The beginningof this trial, the end and everything in between does not make a pretty story. It is not just the trial that is so dreadful but the ultimate result with Mazltuv found guilty as an accomplish to the murder, her daughter at large surrounded by a paucity of love and understanding and women everywhere being given the message once again that if and when your husband or an uncle sexually assaults your child and you complain;
Beware
Your actions might lead to a life time of incarceration or worse.

Linda Zises

2 comments:

Anonymous said...

I read the new yorker article and couldn't figure out what point the author was trying to make, so I googled it to see if I could find an explanation, and that's how I came across your blog post.

I really didn't understand the point you were making about why the accused didn't hear the gunshot. If, as you are saying, a person who doesn't expect a gunshot won't hear one, then NO ONE would have heard it except the shooter. but the other bystanders did hear it. the idea that she didn't hear it because she was in a euphoric embrace with her daughter is pure speculation, hardly something to hang your hat on.

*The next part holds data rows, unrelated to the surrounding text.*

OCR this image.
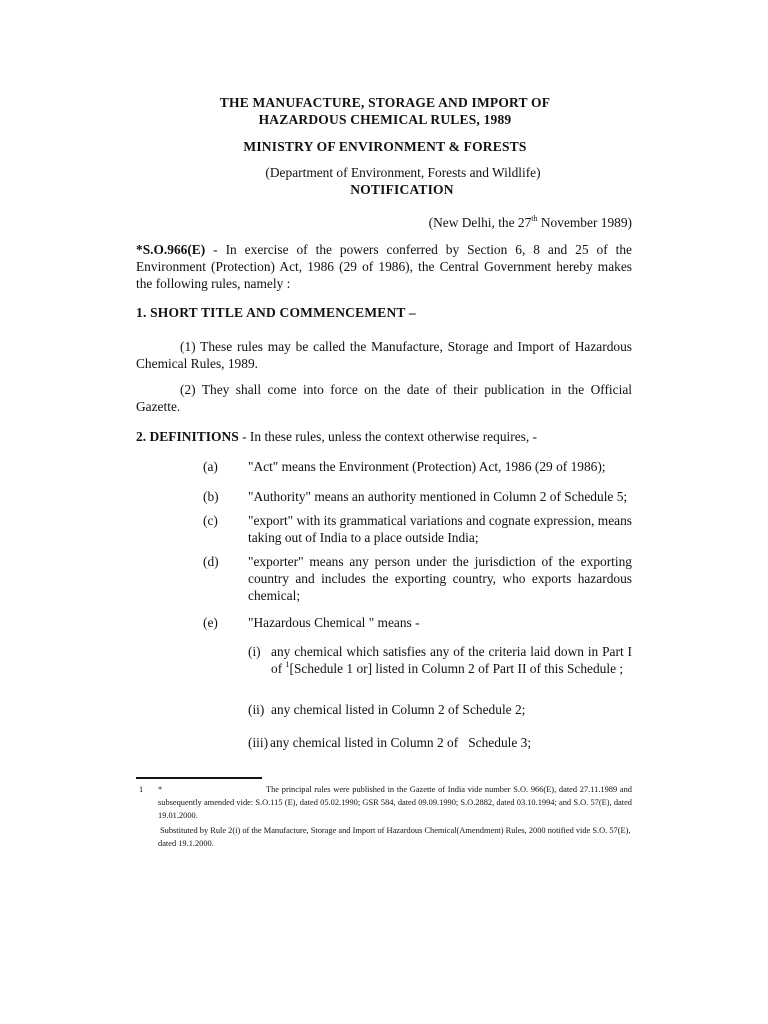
THE MANUFACTURE, STORAGE AND IMPORT OF
HAZARDOUS CHEMICAL RULES, 1989
MINISTRY OF ENVIRONMENT & FORESTS
(Department of Environment, Forests and Wildlife)
NOTIFICATION
(New Delhi, the 27th November 1989)
*S.O.966(E) - In exercise of the powers conferred by Section 6, 8 and 25 of the Environment (Protection) Act, 1986 (29 of 1986), the Central Government hereby makes the following rules, namely :
1. SHORT TITLE AND COMMENCEMENT –
(1) These rules may be called the Manufacture, Storage and Import of Hazardous Chemical Rules, 1989.
(2) They shall come into force on the date of their publication in the Official Gazette.
2. DEFINITIONS - In these rules, unless the context otherwise requires, -
(a) "Act" means the Environment (Protection) Act, 1986 (29 of 1986);
(b) "Authority" means an authority mentioned in Column 2 of Schedule 5;
(c) "export" with its grammatical variations and cognate expression, means taking out of India to a place outside India;
(d) "exporter" means any person under the jurisdiction of the exporting country and includes the exporting country, who exports hazardous chemical;
(e) "Hazardous Chemical " means -
(i) any chemical which satisfies any of the criteria laid down in Part I of $^1$[Schedule 1 or] listed in Column 2 of Part II of this Schedule ;
(ii) any chemical listed in Column 2 of Schedule 2;
(iii) any chemical listed in Column 2 of   Schedule 3;
1 *	The principal rules were published in the Gazette of India vide number S.O. 966(E), dated 27.11.1989 and subsequently amended vide: S.O.115 (E), dated 05.02.1990; GSR 584, dated 09.09.1990; S.O.2882, dated 03.10.1994; and S.O. 57(E), dated 19.01.2000.
Substituted by Rule 2(i) of the Manufacture, Storage and Import of Hazardous Chemical(Amendment) Rules, 2000 notified vide S.O. 57(E), dated 19.1.2000.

the prosecution posed an alternative explanation--that she wasn't really at the scene and because she knew the shooter intended to use a silencer, not hearing the shot was to have been part of a consistent story. that doesn't sound like the most ridiculous theory i've ever heard. maybe it's wrong, but you and i as readers have no way of knowing whether it's wrong.

I have no idea whether this woman is guilty or not. maybe she got a raw deal, and that would certainly be a travesty. I also have no idea whether her husband was molesting their daughter--perhaps he was doing so, and if so I have no sympathy for him despite his gruesome end. But I just don't understand what the point of the article was. That bias exists? The author seems pretty biased herself (as in when she calls the prosecutor overweight with a voice like a woman, or makes a phone call to the defense during the trial to help discredit a witness who appears to be crazy--isn't it the defense attorney's job to figure that out himself?)

anyways, we all know bias exists. was this really the most compelling example she could find? the face remains, as the author herself said, Borukhova was inextricably tied to Mallayev through phone records, and mallayev's guilt was well established through forensics. so in the end, however unfair the trial was, why are you so convinced the person was wrongly convicted?

Linda Zises said...

Thanks for you comment. You pose two question, how do we know what the truth is and why did this case get such exposure.

I can't answer either question for certain but.....for me her failure to hear the gunshots is something that has to be explained with more than, she wasn't there. That is what i felt compelling in terms of evidence not explored sufficiently.

The second question of why is this case suddenly so important, can be answered in part because it would make a great film. The different culture, the richness in the clothes worn, the customs are so intriguing etc.. And then there is the fact that the author is elderly and maybe this article is a tribute to her. It did take a great deal of stamina to endure such a lengthy trial and then to do her research and write up her findings. I'm impressed
But the bigger question of guilt or lack of remains a mystery; even more enigmatic because we are only readers of the facts, not the jurors.